Next, we applied gene co-expression profiles for interacting proteins. The gene expression data were obtained from SMD , and the coherence of expressions was calculated by the Pearson coefficient. Finally, we adopted annotations in the GO  database. The semantic similarity measure  was used to compute the functional similarity of each pair of interacting proteins.

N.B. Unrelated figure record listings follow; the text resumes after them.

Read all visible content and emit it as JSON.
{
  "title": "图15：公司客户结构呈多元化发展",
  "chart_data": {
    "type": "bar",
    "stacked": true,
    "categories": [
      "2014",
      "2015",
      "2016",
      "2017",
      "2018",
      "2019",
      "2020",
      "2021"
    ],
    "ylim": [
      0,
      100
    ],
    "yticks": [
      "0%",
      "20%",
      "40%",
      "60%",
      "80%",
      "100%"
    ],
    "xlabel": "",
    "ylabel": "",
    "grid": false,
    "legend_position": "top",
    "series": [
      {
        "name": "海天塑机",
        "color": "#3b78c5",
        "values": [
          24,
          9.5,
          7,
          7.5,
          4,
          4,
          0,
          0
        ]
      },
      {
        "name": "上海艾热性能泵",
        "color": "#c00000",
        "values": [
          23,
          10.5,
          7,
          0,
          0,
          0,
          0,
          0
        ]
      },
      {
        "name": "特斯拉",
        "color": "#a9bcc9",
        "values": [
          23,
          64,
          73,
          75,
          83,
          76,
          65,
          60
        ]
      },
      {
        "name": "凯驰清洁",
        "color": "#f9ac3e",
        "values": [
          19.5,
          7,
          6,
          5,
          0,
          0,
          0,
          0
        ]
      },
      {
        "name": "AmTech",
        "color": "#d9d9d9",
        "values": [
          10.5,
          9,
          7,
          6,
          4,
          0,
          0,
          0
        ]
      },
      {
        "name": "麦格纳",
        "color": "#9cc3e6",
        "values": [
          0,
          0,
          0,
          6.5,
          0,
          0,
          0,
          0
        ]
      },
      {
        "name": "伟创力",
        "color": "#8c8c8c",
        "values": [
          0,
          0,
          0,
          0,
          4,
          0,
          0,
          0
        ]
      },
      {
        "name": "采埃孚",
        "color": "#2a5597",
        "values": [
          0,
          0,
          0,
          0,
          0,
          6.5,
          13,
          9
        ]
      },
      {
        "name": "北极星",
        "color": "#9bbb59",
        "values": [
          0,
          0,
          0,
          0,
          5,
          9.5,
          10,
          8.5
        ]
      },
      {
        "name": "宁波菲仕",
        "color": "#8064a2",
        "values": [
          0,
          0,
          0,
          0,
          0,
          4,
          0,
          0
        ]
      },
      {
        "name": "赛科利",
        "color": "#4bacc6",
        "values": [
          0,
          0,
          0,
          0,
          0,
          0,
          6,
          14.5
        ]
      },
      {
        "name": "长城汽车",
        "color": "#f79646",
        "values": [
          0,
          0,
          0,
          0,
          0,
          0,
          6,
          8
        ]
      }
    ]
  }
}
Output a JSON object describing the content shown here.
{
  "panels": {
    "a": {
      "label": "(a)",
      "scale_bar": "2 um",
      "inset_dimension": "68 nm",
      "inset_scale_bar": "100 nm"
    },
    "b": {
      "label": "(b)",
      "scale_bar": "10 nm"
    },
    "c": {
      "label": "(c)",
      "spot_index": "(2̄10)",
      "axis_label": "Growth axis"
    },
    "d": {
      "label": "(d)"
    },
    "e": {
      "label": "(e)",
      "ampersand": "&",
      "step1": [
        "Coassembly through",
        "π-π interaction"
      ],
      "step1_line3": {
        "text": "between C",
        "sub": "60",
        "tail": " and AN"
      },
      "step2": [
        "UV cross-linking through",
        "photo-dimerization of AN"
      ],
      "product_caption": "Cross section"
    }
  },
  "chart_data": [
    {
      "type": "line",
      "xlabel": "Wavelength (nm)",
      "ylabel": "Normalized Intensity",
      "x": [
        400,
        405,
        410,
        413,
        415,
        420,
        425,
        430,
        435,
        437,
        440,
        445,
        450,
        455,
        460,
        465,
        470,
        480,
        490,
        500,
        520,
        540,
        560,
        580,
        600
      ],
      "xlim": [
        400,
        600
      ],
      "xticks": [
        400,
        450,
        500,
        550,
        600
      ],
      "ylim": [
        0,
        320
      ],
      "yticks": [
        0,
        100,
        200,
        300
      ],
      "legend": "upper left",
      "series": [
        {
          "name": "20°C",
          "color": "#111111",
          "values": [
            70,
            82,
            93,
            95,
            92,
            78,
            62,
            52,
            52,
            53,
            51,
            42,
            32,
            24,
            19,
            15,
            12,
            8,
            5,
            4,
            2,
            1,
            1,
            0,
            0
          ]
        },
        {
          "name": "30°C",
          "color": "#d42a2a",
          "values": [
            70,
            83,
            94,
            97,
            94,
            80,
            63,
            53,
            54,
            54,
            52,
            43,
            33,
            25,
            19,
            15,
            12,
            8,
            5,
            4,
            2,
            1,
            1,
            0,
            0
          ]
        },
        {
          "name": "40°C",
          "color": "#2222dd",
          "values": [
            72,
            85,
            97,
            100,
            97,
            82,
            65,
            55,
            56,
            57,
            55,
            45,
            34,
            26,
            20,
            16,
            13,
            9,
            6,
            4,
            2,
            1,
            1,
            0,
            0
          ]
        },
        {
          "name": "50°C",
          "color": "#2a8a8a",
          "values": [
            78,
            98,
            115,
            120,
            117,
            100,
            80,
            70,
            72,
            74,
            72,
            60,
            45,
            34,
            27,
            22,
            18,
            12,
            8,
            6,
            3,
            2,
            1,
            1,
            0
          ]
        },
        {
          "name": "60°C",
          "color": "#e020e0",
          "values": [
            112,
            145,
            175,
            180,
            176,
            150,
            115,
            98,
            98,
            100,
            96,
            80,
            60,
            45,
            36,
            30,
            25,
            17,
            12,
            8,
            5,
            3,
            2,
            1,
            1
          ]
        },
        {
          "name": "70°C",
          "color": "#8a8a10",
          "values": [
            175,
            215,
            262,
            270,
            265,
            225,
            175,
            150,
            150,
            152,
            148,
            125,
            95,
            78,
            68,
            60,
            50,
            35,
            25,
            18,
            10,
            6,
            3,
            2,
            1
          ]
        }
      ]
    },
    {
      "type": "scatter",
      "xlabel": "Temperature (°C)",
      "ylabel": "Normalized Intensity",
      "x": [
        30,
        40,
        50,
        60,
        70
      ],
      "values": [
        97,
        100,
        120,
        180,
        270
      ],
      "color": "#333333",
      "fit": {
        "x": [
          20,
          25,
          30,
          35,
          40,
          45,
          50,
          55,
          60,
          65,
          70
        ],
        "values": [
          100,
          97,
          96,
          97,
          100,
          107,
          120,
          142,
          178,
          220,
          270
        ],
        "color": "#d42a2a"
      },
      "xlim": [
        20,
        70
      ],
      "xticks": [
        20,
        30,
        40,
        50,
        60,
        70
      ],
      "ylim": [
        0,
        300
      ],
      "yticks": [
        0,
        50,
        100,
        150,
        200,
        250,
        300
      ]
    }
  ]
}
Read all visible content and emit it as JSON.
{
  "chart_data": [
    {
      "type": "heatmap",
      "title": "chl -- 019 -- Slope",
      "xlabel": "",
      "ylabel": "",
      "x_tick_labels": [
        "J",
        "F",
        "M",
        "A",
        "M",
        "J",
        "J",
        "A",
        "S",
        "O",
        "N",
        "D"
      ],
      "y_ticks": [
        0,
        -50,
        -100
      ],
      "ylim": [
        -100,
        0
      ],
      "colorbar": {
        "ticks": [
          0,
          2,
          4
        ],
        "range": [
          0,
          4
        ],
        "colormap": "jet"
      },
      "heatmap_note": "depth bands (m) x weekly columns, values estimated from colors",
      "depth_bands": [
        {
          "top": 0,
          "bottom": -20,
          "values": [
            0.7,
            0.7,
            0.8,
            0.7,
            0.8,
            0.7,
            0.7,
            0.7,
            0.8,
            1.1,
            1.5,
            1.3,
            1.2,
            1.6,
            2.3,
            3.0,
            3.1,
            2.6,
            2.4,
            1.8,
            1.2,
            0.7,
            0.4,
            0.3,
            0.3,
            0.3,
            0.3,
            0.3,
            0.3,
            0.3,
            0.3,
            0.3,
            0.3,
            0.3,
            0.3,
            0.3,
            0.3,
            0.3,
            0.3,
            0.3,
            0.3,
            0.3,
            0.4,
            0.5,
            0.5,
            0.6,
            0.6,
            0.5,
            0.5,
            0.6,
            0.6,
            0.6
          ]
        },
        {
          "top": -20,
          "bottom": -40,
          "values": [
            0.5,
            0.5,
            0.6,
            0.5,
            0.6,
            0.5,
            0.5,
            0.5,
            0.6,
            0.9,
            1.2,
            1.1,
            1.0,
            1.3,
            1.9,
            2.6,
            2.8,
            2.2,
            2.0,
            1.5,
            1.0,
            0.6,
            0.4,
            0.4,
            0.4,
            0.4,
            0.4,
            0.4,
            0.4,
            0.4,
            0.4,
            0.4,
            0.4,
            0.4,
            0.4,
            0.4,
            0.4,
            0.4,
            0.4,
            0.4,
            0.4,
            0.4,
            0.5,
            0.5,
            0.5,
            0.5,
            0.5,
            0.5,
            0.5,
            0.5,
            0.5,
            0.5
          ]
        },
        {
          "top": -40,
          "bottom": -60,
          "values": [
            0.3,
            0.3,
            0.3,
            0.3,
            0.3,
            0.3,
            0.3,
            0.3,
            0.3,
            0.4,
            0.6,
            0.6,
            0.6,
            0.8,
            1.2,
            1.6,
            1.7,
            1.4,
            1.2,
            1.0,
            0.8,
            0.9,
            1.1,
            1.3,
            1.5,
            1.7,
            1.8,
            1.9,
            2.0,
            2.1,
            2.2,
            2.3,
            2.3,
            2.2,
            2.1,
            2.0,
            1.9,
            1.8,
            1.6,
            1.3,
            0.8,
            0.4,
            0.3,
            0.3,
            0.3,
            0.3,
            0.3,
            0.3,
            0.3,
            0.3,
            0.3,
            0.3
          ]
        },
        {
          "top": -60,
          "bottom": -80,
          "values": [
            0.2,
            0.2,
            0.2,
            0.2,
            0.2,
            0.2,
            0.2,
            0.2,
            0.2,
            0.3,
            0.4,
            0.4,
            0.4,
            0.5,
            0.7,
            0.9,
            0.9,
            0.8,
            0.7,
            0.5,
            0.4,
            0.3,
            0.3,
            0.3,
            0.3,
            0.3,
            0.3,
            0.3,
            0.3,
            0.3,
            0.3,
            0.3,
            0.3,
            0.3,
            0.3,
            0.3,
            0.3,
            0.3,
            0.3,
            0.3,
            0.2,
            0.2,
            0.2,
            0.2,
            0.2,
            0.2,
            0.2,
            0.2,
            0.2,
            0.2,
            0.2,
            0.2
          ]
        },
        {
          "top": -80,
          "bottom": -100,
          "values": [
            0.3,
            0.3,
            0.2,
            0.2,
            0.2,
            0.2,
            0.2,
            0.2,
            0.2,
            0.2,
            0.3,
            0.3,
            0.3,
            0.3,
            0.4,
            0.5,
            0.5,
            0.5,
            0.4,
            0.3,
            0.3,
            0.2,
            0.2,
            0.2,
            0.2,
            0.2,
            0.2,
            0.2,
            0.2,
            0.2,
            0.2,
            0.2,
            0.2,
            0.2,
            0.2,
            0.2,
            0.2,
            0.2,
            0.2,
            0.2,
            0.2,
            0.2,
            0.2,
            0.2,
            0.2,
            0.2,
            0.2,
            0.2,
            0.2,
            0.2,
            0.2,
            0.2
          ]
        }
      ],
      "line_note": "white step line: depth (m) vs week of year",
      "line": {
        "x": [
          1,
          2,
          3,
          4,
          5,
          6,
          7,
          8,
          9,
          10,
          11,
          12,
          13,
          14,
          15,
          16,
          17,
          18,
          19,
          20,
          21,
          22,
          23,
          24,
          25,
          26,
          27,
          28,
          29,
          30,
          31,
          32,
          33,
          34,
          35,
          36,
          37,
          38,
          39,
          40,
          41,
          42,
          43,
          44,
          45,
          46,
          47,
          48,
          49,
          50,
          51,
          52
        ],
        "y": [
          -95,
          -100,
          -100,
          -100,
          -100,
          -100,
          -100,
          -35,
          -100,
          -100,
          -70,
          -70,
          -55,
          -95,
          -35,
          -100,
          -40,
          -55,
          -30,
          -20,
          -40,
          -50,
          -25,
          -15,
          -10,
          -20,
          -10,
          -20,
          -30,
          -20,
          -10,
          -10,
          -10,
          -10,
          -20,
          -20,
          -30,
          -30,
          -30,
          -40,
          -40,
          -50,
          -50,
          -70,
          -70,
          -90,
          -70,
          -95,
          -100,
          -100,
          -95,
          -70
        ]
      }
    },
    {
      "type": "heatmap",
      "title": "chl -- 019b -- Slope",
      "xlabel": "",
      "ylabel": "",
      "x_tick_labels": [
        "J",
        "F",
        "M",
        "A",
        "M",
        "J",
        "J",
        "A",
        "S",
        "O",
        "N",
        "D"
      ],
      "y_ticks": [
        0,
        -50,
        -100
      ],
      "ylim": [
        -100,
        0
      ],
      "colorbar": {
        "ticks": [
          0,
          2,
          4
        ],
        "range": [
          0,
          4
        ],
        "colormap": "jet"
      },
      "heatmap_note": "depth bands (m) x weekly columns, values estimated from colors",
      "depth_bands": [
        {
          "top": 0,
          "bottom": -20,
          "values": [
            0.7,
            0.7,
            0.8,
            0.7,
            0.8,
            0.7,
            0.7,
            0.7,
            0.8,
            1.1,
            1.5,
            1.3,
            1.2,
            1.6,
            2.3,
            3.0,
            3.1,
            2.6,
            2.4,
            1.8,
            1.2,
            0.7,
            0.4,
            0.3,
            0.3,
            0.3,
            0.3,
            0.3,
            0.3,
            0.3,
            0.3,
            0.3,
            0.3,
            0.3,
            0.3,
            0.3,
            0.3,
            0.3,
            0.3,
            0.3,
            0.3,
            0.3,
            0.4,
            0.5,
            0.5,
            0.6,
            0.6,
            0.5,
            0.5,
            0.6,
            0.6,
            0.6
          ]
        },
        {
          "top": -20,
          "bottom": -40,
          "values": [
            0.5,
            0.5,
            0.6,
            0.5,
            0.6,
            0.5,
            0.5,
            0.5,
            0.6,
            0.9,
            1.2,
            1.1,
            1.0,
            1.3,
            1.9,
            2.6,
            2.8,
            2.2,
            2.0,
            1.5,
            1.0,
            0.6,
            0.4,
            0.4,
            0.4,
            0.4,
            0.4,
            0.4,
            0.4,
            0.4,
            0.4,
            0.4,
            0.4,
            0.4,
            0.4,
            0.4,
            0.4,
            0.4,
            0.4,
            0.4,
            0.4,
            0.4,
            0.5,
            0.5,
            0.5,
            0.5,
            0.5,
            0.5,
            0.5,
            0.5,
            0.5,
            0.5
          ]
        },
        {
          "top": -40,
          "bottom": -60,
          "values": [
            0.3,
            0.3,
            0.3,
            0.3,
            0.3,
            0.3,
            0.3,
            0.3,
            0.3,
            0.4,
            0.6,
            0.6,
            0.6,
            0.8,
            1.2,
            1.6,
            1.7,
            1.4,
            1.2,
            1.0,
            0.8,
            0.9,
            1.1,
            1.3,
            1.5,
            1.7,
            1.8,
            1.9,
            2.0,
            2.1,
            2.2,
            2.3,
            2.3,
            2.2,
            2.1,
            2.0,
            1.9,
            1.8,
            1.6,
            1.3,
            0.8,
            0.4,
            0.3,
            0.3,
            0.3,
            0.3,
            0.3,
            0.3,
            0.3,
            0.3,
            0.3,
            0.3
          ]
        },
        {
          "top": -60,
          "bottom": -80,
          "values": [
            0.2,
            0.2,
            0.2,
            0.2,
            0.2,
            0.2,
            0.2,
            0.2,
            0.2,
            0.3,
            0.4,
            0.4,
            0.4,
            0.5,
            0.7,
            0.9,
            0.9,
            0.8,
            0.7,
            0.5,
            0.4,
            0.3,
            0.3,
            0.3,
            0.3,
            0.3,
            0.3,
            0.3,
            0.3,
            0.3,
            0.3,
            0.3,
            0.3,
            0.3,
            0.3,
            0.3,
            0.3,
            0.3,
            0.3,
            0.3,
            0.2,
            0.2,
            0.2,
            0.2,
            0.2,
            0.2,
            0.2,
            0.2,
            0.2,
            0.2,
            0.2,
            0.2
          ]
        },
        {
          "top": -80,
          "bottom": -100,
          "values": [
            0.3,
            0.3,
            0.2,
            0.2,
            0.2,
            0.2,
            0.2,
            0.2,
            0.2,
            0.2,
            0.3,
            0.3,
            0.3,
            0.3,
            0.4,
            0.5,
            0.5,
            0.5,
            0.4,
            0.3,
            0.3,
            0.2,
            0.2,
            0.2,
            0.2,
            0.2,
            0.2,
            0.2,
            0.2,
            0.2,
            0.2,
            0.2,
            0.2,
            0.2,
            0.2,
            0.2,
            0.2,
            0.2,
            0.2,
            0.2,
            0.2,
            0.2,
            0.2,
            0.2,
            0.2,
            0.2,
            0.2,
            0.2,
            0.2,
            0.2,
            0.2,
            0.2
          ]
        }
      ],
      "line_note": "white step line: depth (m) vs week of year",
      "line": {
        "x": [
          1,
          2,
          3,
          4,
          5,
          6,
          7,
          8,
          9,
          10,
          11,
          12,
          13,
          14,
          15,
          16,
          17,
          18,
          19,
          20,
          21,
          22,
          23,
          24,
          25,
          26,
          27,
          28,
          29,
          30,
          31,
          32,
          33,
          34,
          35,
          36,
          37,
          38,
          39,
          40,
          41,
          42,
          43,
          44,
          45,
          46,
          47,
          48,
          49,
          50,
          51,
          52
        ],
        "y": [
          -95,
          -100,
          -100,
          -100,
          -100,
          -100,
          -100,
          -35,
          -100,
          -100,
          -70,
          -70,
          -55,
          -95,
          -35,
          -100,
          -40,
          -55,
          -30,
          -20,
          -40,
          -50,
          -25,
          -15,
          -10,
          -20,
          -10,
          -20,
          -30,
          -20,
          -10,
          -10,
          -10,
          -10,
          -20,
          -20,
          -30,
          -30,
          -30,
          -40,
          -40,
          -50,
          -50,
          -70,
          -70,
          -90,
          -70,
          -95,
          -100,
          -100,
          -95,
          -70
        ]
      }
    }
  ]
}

Evaluation of path strength model
Topological significance of structural hubs
We implemented the conversion of the weighted interaction network to a hierarchical tree structure by Formula 8. We then identified the structural hub proteins based on their hub confidence scores in Formula 11. To make topological assessment of the structural hubs, we tested network vulnerability on random and hub attacks. It has been known that typical scale-free networks are robust on random attacks, but vulnerable on targeted attacks to the hubs. For this experiment, we observed the fractions of the largest component when we repeatedly disrupted a randomly selected node, a hub with the highest degree and a structural hub with the highest hub confidence score, respectively.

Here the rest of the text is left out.